Arts beat: Rebecca Law looks back at ‘Community,’ & ahead to birth of a new installation

Rebecca Louise Law with glass wombs created in the Toledo Museum of Art Glass Pavilion's hot shop.

By DAVID DUPONT

BG Independent News

Flower artist Rebecca Louise Law isn’t quite done with Toledo yet.

“Community,” her installation at the Toledo Museum of Art, closed Jan. 13 and has now been taken down. The English artist was on hand for the disassembling — the first time she’s been able to participate in the removal of one of her installations.

It’s sad to see the piece, which was in place since June, come down, Law said. “But it’s amazing doing the derig and realizing how precious each of these pieces is, to take it down and pack it up and treasure it as it ought to be treasured to go on to the next place.”

Laws wastes nothing, not even the dust that is the fate of dried flowers.

“Community” in the Canaday Gallery.

This was swept up. Working in the museum’s glass hot shop that dust will be encased in four large panels donated by Pilkington.

Law is also using her Guest Artist Pavilion Project  residency at the museum to create work for her next installation, scheduled to go up at the Frederik Meijer Garden and Sculpture Park in Grand Rapids, Michigan in September.

Law admitted she’s relying on the skills of the technicians in the hot shop. Her abilities as a glass blower she said are “rubbish,” though she hopes to improve them in the last week of her residency. 

She has been more focused on encapsulating flowers, and that got her thinking about how humans are themselves embedded in nature, “the cocoon experience.” So she started considering wombs and “where we come from.”

So she will be creating glass wombs of all sizes, from gestation until just before birth.

Though not a trained glass blower, she inspired by their work.“It’s like watching a dance,” Law said. “It’s like performance art because they are working with such a dangerous material yet they are moving so gracefully and creating such beautiful objects.”

Those will be incorporated into the next show. That show will be more intimate than “Community.”

The viewer will walk into an enclosed space. This idea has been gestating for five years, she said. And she’s made sketch after sketch.

This is not usual for an installation. Law said she creates in a more improvisatory way shaping the work as it is installed. 

Detail from “Community.”

Teaming up with the glass artists is just the most recent in a career of collaborations. She’s worked with photographers and even a taxidermist.

She sources blossoms from a flower farm in Normandy, where they also dry them, achieving the most brilliant colors Law has seen. Those gardeners plan to retire in three years, though they’ve offered to teach Law their craft. “We’ll see,” the artist said. “At the moment, I’m very blessed to have their flowers.”

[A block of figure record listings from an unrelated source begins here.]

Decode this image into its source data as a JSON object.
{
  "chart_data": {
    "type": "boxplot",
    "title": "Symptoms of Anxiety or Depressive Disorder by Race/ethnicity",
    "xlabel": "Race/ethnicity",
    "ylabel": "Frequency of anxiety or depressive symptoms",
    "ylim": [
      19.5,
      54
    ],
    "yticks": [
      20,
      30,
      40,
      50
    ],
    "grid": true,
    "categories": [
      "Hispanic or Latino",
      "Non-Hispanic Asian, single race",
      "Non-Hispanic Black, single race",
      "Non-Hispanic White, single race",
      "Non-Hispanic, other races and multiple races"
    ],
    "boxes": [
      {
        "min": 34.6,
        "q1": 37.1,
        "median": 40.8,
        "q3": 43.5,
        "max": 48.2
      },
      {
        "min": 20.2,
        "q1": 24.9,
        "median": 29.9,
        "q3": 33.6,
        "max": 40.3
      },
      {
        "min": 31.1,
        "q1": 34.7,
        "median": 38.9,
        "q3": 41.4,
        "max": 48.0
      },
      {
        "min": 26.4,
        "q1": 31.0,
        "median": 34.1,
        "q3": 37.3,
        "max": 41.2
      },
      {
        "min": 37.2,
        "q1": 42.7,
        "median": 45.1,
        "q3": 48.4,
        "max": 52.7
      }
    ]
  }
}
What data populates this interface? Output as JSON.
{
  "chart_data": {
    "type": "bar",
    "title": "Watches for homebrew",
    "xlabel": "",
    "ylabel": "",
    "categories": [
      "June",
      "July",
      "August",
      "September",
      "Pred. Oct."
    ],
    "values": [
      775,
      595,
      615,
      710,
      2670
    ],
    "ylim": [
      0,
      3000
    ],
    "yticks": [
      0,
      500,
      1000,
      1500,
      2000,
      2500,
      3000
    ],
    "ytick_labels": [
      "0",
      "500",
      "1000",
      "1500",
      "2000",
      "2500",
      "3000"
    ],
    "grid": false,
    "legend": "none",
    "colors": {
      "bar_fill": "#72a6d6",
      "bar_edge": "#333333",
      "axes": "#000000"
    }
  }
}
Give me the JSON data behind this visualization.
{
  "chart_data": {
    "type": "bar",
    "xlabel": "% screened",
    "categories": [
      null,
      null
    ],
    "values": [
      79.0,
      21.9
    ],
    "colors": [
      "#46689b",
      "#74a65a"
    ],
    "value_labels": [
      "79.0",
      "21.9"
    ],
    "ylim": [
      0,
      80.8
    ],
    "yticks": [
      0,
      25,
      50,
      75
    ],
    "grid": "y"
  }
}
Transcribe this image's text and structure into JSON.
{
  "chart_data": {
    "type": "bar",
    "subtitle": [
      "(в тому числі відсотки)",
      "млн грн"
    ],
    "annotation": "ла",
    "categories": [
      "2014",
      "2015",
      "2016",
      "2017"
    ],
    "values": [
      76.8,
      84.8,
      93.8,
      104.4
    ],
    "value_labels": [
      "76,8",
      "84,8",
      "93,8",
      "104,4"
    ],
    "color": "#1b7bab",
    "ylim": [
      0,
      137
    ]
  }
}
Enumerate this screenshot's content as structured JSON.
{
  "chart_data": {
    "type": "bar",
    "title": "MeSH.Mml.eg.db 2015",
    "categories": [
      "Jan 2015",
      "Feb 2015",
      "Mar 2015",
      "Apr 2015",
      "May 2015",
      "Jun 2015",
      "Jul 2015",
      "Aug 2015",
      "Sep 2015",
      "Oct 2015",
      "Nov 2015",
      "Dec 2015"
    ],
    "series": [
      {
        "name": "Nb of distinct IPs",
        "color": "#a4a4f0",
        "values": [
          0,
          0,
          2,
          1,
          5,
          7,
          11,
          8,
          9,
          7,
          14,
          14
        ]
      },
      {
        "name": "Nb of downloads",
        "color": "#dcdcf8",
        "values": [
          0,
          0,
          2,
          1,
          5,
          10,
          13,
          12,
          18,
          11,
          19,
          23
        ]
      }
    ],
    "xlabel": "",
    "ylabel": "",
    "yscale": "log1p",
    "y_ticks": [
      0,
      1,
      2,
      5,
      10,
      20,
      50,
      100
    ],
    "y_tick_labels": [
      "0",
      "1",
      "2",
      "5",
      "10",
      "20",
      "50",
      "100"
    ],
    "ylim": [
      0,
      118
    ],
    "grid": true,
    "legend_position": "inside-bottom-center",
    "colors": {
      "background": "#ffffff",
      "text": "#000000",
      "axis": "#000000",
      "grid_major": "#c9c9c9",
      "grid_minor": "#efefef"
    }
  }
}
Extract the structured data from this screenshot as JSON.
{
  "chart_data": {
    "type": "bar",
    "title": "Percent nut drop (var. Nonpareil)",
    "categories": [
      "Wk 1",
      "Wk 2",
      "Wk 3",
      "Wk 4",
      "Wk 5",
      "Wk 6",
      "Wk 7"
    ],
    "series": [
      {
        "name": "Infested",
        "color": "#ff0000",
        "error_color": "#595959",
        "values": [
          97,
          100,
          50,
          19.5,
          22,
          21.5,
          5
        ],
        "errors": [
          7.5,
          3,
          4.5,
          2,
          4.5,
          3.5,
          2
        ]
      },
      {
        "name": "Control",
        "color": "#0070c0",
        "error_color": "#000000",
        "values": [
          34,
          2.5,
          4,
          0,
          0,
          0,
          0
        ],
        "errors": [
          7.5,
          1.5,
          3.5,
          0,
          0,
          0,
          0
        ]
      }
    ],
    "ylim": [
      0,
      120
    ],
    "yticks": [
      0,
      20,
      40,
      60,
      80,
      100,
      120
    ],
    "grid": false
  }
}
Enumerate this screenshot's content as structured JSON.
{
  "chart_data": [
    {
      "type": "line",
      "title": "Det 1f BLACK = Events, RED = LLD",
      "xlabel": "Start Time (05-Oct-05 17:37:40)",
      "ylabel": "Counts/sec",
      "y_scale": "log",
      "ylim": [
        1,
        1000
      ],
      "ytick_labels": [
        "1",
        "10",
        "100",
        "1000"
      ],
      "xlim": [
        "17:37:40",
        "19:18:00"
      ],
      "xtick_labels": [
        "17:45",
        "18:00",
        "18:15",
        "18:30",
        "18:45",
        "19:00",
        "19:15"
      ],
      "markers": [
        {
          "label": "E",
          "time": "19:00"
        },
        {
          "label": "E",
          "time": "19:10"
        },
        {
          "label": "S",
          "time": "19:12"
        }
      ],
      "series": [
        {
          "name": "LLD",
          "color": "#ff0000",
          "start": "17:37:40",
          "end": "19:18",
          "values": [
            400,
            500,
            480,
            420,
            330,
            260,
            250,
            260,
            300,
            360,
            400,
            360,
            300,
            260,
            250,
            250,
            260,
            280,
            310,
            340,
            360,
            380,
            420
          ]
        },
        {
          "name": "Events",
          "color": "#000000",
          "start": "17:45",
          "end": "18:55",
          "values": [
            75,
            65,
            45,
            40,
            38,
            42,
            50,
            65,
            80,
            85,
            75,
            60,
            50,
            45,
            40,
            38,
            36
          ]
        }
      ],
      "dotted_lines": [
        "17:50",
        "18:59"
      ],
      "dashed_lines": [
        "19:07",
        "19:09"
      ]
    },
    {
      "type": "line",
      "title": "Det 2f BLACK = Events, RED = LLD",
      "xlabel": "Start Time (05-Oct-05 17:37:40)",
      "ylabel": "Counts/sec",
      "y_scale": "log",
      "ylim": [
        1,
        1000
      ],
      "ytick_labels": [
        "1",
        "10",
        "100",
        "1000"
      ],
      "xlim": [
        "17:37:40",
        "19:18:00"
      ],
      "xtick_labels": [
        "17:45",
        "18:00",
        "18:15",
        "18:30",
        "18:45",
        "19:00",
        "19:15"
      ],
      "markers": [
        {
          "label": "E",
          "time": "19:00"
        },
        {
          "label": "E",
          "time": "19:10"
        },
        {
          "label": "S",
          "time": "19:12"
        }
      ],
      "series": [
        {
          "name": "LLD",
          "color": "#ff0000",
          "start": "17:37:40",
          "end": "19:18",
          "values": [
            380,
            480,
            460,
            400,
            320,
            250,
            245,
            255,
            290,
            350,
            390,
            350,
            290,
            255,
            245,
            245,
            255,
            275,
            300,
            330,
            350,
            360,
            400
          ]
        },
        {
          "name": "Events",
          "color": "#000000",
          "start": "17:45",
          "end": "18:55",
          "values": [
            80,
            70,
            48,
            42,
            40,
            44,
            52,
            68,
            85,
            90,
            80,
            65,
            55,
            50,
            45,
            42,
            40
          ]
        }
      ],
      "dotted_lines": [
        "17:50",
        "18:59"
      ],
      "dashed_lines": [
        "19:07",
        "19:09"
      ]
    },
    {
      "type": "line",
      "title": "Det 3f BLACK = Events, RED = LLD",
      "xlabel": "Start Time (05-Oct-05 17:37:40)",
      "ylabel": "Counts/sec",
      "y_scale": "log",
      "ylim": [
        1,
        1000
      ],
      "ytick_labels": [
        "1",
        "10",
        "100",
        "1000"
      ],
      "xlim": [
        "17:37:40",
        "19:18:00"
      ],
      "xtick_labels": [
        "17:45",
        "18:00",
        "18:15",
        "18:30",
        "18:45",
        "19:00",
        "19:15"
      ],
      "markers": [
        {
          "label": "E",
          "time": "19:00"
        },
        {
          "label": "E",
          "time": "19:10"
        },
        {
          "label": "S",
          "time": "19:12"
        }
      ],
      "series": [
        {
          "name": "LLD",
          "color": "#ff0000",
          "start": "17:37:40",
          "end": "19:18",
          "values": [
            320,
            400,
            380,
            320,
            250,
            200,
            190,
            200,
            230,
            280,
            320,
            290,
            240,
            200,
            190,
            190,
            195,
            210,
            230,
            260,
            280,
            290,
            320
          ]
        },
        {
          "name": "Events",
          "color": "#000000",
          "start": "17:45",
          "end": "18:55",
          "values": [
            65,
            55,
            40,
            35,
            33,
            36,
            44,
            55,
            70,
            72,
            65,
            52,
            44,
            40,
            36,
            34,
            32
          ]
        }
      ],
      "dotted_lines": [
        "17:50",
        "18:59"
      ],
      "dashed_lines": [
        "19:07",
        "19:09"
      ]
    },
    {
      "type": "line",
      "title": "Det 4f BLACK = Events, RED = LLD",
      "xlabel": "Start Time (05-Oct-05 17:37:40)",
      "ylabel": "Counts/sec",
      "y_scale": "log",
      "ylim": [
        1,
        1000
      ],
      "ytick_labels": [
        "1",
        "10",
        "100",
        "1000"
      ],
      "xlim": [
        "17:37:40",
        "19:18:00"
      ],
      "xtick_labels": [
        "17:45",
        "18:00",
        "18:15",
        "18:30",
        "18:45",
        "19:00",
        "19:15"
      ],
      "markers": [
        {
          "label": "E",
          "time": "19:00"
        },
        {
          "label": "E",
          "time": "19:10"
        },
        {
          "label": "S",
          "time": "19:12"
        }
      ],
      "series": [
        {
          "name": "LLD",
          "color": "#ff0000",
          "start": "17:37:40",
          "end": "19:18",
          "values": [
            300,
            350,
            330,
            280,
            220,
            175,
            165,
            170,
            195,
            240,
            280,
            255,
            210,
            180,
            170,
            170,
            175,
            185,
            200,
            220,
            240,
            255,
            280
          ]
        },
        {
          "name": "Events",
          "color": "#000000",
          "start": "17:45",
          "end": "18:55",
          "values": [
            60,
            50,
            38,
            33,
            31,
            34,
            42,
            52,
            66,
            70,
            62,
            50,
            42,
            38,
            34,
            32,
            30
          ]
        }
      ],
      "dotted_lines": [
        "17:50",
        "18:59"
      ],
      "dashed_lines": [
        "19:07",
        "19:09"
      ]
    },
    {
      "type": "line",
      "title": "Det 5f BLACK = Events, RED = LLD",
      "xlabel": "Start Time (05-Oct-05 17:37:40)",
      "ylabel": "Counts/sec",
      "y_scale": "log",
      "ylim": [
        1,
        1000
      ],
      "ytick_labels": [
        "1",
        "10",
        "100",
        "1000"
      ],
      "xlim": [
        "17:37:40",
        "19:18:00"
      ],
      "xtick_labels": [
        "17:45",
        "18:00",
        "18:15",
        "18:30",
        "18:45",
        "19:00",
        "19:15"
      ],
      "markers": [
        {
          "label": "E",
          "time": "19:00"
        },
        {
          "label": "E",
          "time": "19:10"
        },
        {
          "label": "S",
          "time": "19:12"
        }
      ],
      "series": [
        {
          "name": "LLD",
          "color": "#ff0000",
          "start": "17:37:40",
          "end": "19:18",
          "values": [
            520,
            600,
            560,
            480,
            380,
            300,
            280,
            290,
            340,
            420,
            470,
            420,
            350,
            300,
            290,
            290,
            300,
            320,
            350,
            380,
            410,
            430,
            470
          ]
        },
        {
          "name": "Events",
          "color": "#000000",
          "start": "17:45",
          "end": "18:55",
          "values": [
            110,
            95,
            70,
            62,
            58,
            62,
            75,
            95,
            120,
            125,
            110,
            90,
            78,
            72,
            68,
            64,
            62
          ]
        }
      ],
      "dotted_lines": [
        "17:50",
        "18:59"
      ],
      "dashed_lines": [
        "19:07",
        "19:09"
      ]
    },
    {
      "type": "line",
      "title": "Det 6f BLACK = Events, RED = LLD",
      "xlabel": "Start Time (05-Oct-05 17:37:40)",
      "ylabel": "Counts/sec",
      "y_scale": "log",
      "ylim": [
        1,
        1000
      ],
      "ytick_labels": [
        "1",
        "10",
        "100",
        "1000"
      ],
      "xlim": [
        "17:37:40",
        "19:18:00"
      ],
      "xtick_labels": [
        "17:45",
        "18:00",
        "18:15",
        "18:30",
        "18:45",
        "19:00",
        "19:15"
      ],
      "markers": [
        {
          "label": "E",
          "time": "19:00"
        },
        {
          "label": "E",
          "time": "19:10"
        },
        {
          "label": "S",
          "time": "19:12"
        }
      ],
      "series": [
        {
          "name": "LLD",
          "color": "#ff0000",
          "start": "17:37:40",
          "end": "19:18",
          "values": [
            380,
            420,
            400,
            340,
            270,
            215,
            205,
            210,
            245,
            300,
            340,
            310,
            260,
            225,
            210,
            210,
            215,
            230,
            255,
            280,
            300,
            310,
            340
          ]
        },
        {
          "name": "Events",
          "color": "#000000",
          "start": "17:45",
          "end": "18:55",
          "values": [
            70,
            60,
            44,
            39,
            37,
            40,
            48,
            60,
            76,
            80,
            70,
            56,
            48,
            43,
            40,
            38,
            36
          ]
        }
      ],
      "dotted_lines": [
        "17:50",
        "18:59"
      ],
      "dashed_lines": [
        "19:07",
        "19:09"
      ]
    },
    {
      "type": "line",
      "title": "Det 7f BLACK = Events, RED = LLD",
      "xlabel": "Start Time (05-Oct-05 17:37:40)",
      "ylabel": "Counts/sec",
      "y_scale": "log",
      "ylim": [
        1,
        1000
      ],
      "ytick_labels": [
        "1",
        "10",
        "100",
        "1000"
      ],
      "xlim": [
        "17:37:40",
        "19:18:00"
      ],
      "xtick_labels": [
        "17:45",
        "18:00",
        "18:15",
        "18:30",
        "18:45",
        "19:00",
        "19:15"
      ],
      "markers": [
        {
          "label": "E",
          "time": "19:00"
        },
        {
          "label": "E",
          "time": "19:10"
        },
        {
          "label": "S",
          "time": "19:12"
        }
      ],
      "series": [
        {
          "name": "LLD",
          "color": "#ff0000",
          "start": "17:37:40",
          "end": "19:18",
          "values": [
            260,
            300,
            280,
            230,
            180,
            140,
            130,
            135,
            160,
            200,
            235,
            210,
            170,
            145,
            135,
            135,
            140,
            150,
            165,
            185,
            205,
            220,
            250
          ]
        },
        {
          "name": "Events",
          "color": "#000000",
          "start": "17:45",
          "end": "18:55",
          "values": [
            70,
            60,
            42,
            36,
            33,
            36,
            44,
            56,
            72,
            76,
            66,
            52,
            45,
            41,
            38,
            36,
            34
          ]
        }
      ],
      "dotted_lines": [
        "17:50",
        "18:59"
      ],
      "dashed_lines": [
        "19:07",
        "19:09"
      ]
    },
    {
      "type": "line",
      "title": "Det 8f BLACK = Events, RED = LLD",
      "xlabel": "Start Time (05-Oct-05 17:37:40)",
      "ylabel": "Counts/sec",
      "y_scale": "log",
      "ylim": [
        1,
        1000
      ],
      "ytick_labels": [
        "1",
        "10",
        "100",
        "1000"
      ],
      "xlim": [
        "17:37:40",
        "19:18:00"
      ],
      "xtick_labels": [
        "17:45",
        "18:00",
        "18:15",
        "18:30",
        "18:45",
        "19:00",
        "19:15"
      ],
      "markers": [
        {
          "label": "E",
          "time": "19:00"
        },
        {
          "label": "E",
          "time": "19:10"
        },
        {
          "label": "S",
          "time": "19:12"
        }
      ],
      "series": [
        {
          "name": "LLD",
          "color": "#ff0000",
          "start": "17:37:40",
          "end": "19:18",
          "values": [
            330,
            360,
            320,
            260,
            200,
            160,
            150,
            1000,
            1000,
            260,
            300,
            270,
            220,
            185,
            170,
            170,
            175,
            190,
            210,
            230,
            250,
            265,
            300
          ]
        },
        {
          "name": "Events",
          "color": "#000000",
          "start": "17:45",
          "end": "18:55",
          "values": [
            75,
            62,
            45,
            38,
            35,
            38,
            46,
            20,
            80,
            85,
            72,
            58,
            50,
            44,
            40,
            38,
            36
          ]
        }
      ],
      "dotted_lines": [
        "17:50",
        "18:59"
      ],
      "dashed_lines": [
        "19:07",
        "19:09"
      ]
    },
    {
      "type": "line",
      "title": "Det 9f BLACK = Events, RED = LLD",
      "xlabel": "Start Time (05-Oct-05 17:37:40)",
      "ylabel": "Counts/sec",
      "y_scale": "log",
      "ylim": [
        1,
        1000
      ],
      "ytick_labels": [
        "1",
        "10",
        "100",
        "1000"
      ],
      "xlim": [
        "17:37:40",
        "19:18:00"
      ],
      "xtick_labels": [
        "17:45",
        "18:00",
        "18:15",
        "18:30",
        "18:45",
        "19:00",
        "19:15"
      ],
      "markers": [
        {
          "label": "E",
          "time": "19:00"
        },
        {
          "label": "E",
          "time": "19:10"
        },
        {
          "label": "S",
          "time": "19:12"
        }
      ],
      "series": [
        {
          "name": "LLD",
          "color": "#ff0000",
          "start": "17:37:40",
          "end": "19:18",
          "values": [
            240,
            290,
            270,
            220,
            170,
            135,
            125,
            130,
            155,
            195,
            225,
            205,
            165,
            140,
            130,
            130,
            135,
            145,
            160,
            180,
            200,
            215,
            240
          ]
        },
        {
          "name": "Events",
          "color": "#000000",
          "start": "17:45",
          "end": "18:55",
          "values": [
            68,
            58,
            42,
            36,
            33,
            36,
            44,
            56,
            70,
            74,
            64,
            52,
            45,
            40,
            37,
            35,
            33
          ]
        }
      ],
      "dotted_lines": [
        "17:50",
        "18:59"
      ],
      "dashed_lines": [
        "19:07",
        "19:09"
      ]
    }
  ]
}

Most recently she worked with a director to create a short film“The Death of Albine.” (https://deathofalbine.com), which she screened at the talk. It is based on the last chapter of Emile Zola’s novel “The Sinful Priest.”

Law also draws on an army of local people to help in the creation of the installations. Those people and the local flowers incorporated in the installation  are what made it work.

The installations are not complete without the people to ground them. In her first installation with hanging garlands, she made a huge ceramic vase as a focal point. 

“It looked strange,” Law said. “I realized what grounded the artwork was the person, not the vessel. I needed to forget about the vessel. I started creating natural installations where the human being is the second component of the artwork.”

In another installation, she wanted people to roll around in flower petals. “Nobody would.”

Sharing nature has been central to her work since the beginning. “I’m passionate about pulling the public out into nature and getting away from the 2D screen.”

She grew up in a family of nature lovers — her father’s family has gardened going back six generations and her mother’s family has been painters for as long.

Her parents insisted their children go outside to play.

Law recalled a time when her father brought them to a field of daisies in peak bloom. By tomorrow, he told them, it would all be changed.

Law remembered lying in the middle of the field. “This is just for me,” she thought.

As an artist she said: “I’ve always wanted other people to experience it.”

That started with her painting flowers. But the two-dimensional image didn’t satisfied her. Then on a trip home from art school, she discovered some dahlias her father had cut. She now had flowers instead of paint. 

Still those early works were more two-dimensional. The images gradually extended from the wall. She still works encapsulating flowers on a smaller scale, and using the flower dust to create abstract images. 

In closing Law urged those in attendance to continue to treasure what they have in the Toledo Museum. “The community here is incredibly special,” she said. “My family has been very touched by it.”

Reflecting on “Community,” Law said: “I don’t know if I’ll ever make one as detailed. … The scale of this was immense. I’m very proud of what we achieved.”